As a training ship Aguila Wren sailed extensively around Britain and in Europe, including what was described as a "memorable trip" along the Rhine. She was sold after some 20 years of service with the Sea Cadets, and became a diving boat at Donnelly's Quay, South Shields
. She was in a poor condition when she was found in mid-August 2004, bought by the son of one of her former shore crew members at Redcar, and put in storage.

==Restoration==
In January 2006 she was moved with the sponsorship of P&O Ferries to a specialist firm of expert, timber-built lifeboat restorers, where she is currently being restored to her original RNLI condition, with completion expected in 2014. She will then become a memorial to the 22 WRNS killed on Aguila in 1941, and will attend regattas and exhibitions to raise funds for the RNLI. Aguila Wren has been registered with National Historic Ships, who have provided a grant of £2,000 towards the restoration project.

Restoration has included replanking of parts of the hull on the starboard side, new hull frames, replacement of all decking, restoration of the original steering and the making and fitting of new deck steps and seating port and starboard.

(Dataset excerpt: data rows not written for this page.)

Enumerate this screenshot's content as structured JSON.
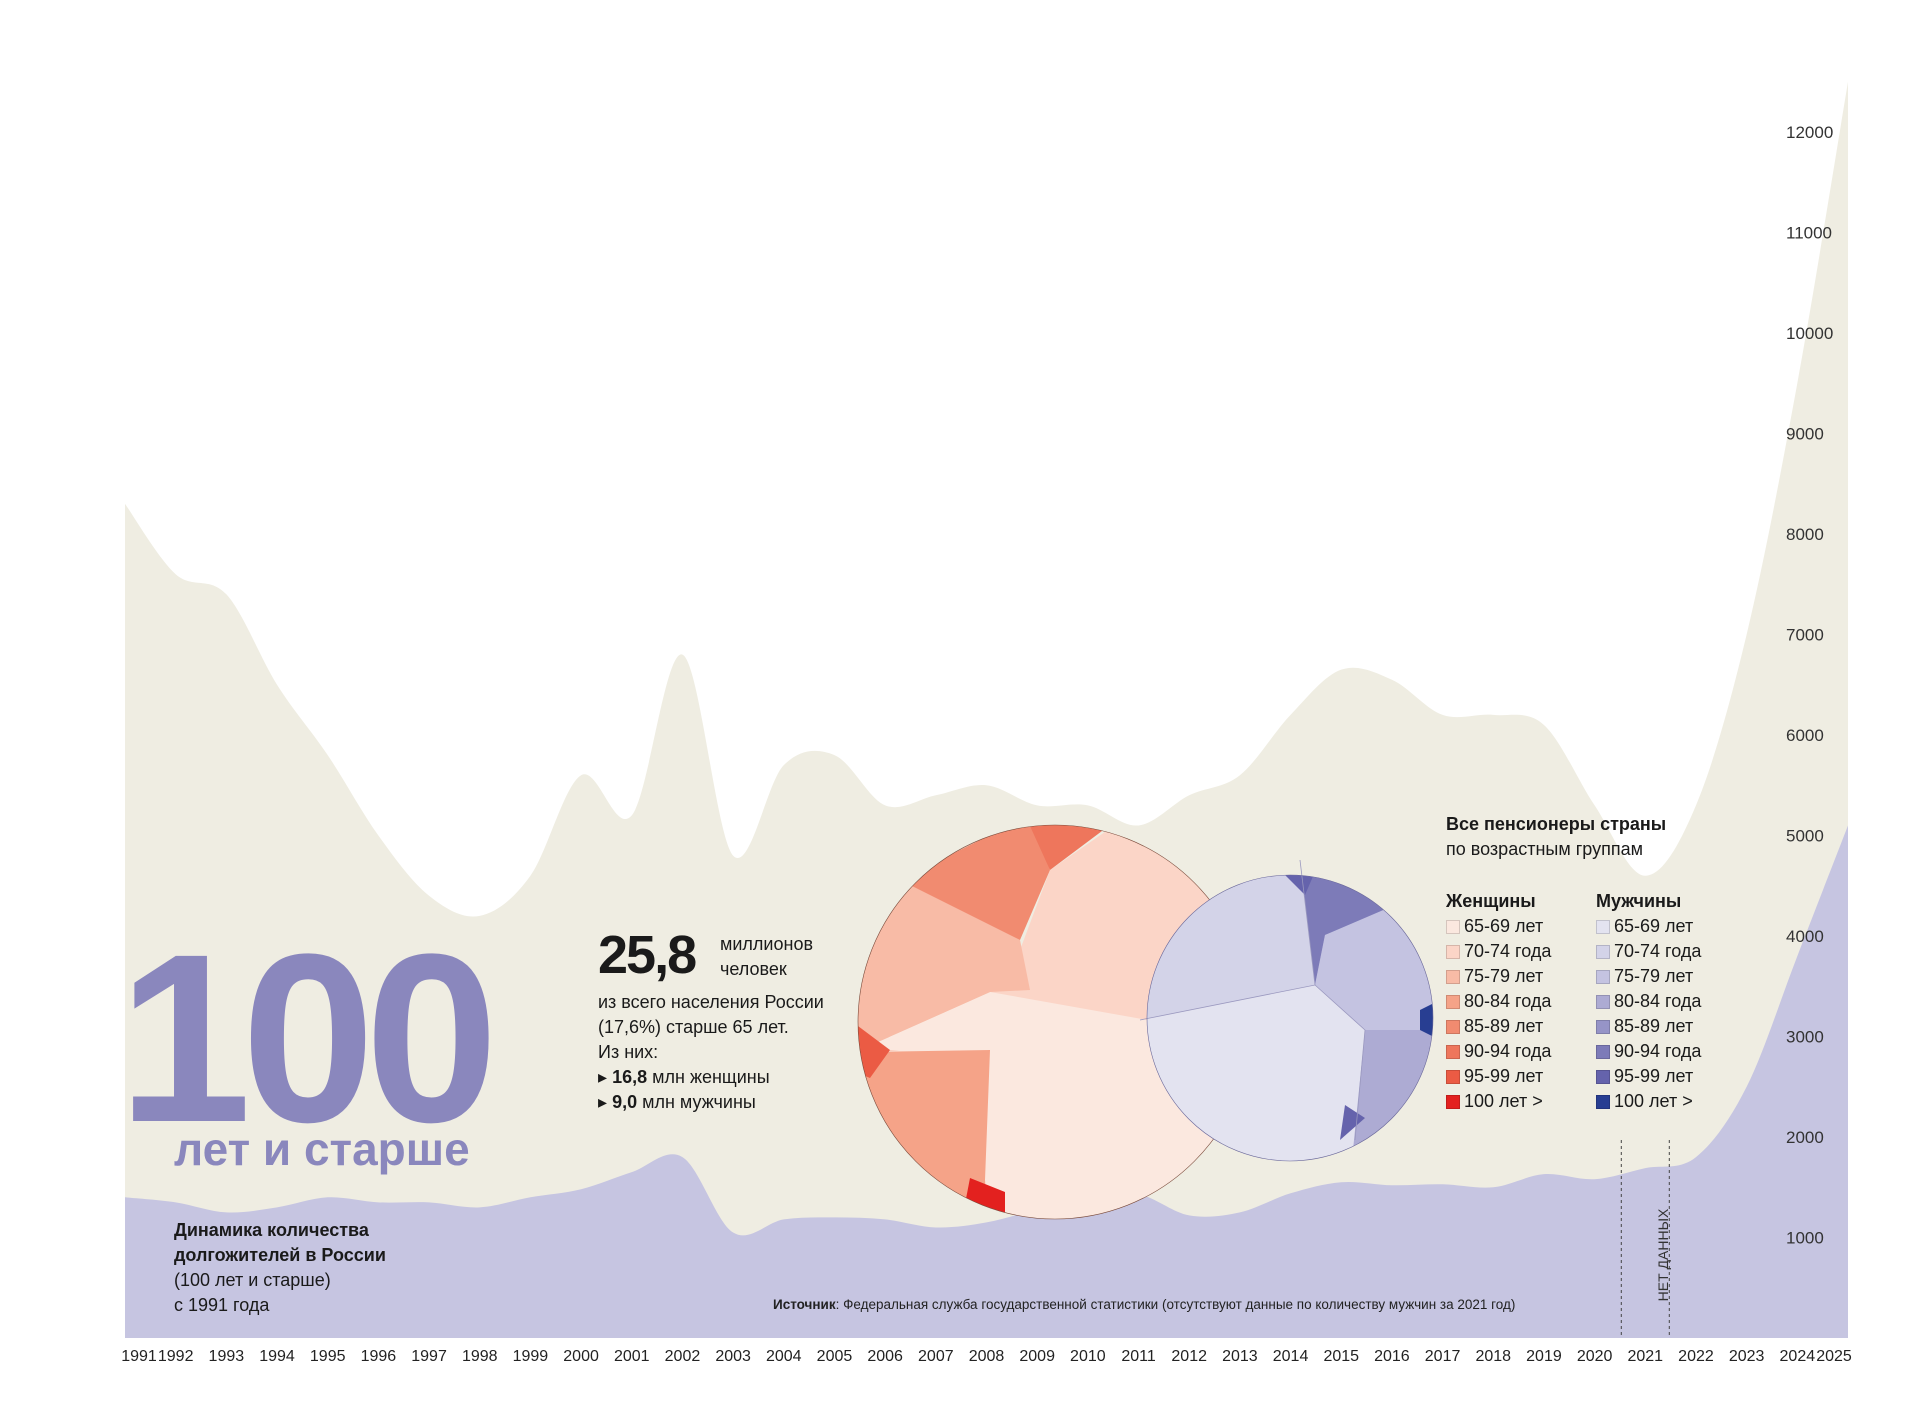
{
  "chart_data": {
    "type": "area",
    "title": "",
    "xlabel": "",
    "ylabel": "",
    "ylim": [
      0,
      12500
    ],
    "yticks": [
      1000,
      2000,
      3000,
      4000,
      5000,
      6000,
      7000,
      8000,
      9000,
      10000,
      11000,
      12000
    ],
    "grid": false,
    "x": [
      "1991",
      "1992",
      "1993",
      "1994",
      "1995",
      "1996",
      "1997",
      "1998",
      "1999",
      "2000",
      "2001",
      "2002",
      "2003",
      "2004",
      "2005",
      "2006",
      "2007",
      "2008",
      "2009",
      "2010",
      "2011",
      "2012",
      "2013",
      "2014",
      "2015",
      "2016",
      "2017",
      "2018",
      "2019",
      "2020",
      "2021",
      "2022",
      "2023",
      "2024",
      "2025"
    ],
    "series": [
      {
        "color": "#efede2",
        "values": [
          8300,
          7600,
          7400,
          6500,
          5800,
          5000,
          4400,
          4200,
          4600,
          5600,
          5200,
          6800,
          4800,
          5700,
          5800,
          5300,
          5400,
          5500,
          5300,
          5300,
          5100,
          5400,
          5600,
          6200,
          6650,
          6550,
          6200,
          6200,
          6100,
          5300,
          4600,
          5300,
          7000,
          9500,
          12500
        ]
      },
      {
        "color": "#c6c5e1",
        "values": [
          1400,
          1350,
          1250,
          1300,
          1400,
          1350,
          1350,
          1300,
          1400,
          1480,
          1650,
          1800,
          1050,
          1180,
          1200,
          1180,
          1100,
          1150,
          1280,
          1400,
          1430,
          1220,
          1250,
          1440,
          1550,
          1520,
          1530,
          1500,
          1630,
          1580,
          null,
          1800,
          2500,
          3800,
          5100
        ]
      }
    ],
    "no_data_label": "НЕТ ДАННЫХ",
    "annotations": [
      {
        "text": "Источник",
        "rest": ": Федеральная служба государственной статистики (отсутствуют данные по количеству мужчин за 2021 год)"
      }
    ],
    "inset": {
      "type": "voronoi-treemap",
      "title": "Все пенсионеры страны",
      "subtitle": "по возрастным группам",
      "groups": [
        {
          "name": "Женщины",
          "items": [
            {
              "label": "65-69 лет",
              "color": "#fbe8df"
            },
            {
              "label": "70-74 года",
              "color": "#fbd5c7"
            },
            {
              "label": "75-79 лет",
              "color": "#f8bba6"
            },
            {
              "label": "80-84 года",
              "color": "#f5a388"
            },
            {
              "label": "85-89 лет",
              "color": "#f18b70"
            },
            {
              "label": "90-94 года",
              "color": "#ee765c"
            },
            {
              "label": "95-99 лет",
              "color": "#eb5b44"
            },
            {
              "label": "100 лет >",
              "color": "#e3211f"
            }
          ]
        },
        {
          "name": "Мужчины",
          "items": [
            {
              "label": "65-69 лет",
              "color": "#e3e3f0"
            },
            {
              "label": "70-74 года",
              "color": "#d3d3e8"
            },
            {
              "label": "75-79 лет",
              "color": "#c4c3e1"
            },
            {
              "label": "80-84 года",
              "color": "#adabd3"
            },
            {
              "label": "85-89 лет",
              "color": "#9694c7"
            },
            {
              "label": "90-94 года",
              "color": "#7d7bb8"
            },
            {
              "label": "95-99 лет",
              "color": "#6563ac"
            },
            {
              "label": "100 лет >",
              "color": "#283e92"
            }
          ]
        }
      ]
    }
  },
  "headline": {
    "number": "100",
    "subtitle": "лет и старше",
    "desc_bold_1": "Динамика количества",
    "desc_bold_2": "долгожителей в России",
    "desc_line_3": "(100 лет и старше)",
    "desc_line_4": "с 1991 года"
  },
  "stats": {
    "total": "25,8",
    "unit_1": "миллионов",
    "unit_2": "человек",
    "line_1": "из всего населения России",
    "line_2": "(17,6%) старше 65 лет.",
    "line_3": "Из них:",
    "women_num": "16,8",
    "women_text": "млн женщины",
    "men_num": "9,0",
    "men_text": "млн мужчины",
    "bullet": "▸"
  }
}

Aguila Wrens original port and starboard navigation lights and her steaming light were tracked down to an owner in New Zealand who had bought them when he lived near Keadby; they were subsequently reacquired by Aguila Wrens present owner and have been refitted to the boat after a round trip of around 23,000 miles to New Zealand and back. The provisions and radio locker, the wheel and Kelvin-Hughes binnacle compass fitted to Aguila Wren as part of her restoration came from ON.881 City of Leeds, the lifeboat that Aguila Wren replaced at Redcar in 1965, with these parts being acquired in 2012.